Per mezzo di questa sfida, anche chi si sente tanto “perbene” scoprirebbe forse di non essere poi così tanto immune dal vizio dell’intolleranza.
I cattolicissimi Irlandesi c’è lo hanno spiegato ieri.
Se due persone dello stesso sesso si amano, perché negar loro la gioia di formare una famiglia giuridicamente compiuta, con tutti i diritti e i doveri che legano i coniugi tra loro?
In che cosa quelle due persone sono diverse da te, da me o da chiunque?
Perché non dovrebbero godere, in linea col principio di libertà ed eguaglianza così ben consacrato dall’articolo 3, della facoltà di sposarsi e creare una famiglia, come la definisce (senza distinzione di sesso), l’articolo 29 della stessa Costituzione?
“La Repubblica riconosce i diritti della famiglia come società naturale fondata sul matrimonio. Il matrimonio é ordinato sull’eguaglianza morale e giuridica dei coniugi…”
In coerenza con l’articolo 3 della Costituzione, dovremmo piuttosto giungere a dichiarare illegittima ogni legge che imponga quella inutile diseguaglianza.
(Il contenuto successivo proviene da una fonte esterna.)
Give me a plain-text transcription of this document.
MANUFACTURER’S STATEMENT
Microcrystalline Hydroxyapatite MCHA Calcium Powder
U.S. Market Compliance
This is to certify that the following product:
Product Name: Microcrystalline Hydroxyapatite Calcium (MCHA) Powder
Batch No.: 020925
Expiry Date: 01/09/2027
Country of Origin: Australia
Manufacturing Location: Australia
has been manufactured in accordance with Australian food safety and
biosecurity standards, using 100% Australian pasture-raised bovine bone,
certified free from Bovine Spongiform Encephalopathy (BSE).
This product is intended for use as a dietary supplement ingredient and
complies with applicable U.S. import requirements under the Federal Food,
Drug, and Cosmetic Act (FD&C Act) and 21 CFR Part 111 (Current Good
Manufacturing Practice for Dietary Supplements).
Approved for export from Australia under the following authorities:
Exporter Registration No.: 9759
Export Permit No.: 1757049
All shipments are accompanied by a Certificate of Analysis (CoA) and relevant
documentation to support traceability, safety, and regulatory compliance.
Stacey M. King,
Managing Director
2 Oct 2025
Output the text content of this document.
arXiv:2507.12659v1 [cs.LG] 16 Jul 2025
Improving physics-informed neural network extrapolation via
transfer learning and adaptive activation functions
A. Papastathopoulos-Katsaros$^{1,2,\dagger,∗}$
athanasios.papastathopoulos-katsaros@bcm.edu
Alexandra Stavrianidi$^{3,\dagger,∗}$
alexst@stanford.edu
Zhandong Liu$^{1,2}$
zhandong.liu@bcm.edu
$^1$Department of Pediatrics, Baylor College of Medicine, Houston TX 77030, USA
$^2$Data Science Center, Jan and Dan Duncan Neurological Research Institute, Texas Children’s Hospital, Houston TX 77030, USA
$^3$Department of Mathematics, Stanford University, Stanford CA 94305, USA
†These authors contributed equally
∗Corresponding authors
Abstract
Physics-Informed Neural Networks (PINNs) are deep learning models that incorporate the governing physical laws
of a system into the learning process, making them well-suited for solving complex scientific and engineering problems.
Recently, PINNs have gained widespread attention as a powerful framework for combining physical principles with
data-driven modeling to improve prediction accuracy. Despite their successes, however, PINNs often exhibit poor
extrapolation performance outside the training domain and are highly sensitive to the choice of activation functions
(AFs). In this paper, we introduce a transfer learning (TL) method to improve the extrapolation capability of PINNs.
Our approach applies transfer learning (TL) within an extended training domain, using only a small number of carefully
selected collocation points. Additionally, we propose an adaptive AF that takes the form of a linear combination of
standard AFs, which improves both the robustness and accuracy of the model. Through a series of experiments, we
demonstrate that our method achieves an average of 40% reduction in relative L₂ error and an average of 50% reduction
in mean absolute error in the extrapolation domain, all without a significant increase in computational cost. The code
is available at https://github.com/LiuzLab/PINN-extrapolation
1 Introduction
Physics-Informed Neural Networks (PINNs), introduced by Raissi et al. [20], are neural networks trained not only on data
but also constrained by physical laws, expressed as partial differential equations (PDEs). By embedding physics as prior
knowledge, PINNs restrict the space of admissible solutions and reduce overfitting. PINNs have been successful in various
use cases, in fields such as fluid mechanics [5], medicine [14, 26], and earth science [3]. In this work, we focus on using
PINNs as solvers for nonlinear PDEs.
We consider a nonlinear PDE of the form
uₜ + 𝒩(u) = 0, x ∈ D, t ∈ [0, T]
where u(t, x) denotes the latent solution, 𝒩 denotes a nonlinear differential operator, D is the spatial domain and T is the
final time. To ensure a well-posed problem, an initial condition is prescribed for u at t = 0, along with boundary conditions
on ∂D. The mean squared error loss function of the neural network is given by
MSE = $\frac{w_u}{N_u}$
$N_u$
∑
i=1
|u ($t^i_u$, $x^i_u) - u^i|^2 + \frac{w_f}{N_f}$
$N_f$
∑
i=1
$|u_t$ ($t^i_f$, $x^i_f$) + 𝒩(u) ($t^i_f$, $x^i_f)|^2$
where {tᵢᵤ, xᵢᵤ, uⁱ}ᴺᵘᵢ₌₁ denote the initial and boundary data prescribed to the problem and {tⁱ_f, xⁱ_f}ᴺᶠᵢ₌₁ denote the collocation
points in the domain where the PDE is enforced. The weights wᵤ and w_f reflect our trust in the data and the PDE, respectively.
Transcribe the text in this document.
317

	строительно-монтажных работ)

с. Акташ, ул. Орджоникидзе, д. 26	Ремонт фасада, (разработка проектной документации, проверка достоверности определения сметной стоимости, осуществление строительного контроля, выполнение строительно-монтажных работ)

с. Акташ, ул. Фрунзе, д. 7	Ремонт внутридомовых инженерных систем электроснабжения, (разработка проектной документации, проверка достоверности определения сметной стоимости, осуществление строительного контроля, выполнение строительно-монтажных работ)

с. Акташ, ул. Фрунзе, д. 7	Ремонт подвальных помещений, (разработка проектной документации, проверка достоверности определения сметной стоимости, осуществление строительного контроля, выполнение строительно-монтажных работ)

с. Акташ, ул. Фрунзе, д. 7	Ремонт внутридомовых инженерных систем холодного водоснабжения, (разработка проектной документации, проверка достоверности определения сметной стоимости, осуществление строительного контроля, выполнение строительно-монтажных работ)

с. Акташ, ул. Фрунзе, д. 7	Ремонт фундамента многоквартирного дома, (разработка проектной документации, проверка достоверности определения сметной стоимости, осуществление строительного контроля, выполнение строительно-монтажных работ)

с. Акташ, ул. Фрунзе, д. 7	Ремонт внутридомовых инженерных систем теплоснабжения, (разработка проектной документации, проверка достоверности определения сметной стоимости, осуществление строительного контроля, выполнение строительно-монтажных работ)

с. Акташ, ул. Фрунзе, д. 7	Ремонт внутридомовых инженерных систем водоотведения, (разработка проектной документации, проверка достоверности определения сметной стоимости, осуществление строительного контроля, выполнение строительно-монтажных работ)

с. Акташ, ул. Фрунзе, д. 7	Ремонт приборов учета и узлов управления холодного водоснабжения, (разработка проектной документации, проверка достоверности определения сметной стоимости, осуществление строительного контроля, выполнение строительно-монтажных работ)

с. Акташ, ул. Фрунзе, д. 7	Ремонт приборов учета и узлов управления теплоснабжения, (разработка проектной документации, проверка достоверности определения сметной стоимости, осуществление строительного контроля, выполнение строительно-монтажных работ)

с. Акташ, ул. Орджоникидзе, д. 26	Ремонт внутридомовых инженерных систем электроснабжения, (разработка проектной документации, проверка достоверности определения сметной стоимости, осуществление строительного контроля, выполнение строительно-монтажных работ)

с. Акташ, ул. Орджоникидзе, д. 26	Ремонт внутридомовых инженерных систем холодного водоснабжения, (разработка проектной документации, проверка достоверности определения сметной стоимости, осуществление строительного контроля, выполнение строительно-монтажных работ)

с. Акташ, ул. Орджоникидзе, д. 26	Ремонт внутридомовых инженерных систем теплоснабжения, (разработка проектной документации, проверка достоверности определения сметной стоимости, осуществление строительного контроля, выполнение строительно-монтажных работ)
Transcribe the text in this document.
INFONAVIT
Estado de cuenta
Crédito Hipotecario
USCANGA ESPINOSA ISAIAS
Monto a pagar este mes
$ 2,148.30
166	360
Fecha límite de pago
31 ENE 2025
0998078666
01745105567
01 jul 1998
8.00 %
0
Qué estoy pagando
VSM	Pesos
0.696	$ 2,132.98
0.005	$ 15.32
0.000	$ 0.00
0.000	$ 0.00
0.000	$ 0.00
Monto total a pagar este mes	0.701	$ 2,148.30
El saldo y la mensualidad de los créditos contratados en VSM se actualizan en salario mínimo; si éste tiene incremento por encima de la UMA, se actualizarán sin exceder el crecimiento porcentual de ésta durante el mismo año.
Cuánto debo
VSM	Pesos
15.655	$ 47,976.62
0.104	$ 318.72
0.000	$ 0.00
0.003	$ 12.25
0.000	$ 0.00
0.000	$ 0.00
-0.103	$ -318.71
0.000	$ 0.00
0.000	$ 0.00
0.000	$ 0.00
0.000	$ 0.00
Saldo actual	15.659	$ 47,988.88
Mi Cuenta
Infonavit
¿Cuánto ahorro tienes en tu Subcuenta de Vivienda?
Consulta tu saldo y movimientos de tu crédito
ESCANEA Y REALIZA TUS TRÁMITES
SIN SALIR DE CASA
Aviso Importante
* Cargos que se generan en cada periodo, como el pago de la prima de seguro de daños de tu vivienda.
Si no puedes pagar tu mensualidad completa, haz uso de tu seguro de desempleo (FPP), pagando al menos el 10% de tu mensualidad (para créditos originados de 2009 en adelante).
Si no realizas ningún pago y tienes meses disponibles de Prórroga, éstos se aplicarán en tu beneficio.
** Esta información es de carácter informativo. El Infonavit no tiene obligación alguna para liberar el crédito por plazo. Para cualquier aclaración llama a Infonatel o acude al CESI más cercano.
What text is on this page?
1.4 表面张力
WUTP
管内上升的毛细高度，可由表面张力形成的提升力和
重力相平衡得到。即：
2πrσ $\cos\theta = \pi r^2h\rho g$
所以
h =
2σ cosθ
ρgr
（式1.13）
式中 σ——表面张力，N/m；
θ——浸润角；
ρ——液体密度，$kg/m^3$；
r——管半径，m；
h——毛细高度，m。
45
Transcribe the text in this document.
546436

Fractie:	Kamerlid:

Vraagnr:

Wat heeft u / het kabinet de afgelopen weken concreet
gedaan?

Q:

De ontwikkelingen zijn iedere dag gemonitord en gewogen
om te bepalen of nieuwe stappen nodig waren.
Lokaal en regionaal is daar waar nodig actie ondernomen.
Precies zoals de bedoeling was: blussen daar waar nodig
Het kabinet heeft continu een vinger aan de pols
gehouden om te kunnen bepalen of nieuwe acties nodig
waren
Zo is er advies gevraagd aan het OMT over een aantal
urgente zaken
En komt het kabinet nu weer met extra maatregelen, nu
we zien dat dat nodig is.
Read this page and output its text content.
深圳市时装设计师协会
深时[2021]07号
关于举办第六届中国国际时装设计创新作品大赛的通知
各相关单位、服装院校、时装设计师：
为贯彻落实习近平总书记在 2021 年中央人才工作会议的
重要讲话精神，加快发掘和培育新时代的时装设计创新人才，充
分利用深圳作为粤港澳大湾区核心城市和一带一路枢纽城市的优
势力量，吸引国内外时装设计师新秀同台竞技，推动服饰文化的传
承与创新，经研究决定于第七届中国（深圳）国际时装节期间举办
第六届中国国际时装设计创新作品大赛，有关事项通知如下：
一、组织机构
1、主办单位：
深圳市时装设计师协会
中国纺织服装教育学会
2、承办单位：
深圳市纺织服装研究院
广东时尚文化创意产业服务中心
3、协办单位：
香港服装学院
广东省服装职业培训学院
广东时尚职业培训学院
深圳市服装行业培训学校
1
Inventarsi le cosiddette unioni civili in luogo di legalizzare il matrimonio tra omosessuali, diviene allora l’ennesima prova di una diffusa ipocrisia: quell’ipocrisia che é figlia dell’invidia e sorella della paura: la paura del diverso e dell’ignoto: quel diverso che potrebbe essere migliore di noi, facendoci così sentire imperfetti e deboli… e chi mai può volere sentirsi imperfetto e debole, e quindi in pericolo?
Se è sembrato che questo breve commento abbia il fine di invocare (solo) la legalizzazione del matrimonio “gay”, vorrei sgombrare l’orizzonte da ogni foschia: ha il fine di evocare il coraggio e l’istinto di agire le libertà che rendano migliore ciascuno di noi, “a costo zero” per la società intera, nel solco dell’insegnamenti di colui che disse: “tutte le cose dunque che voi volete che gli uomini vi facciano, fatele anche voi a loro…” (Matteo, 7, 12).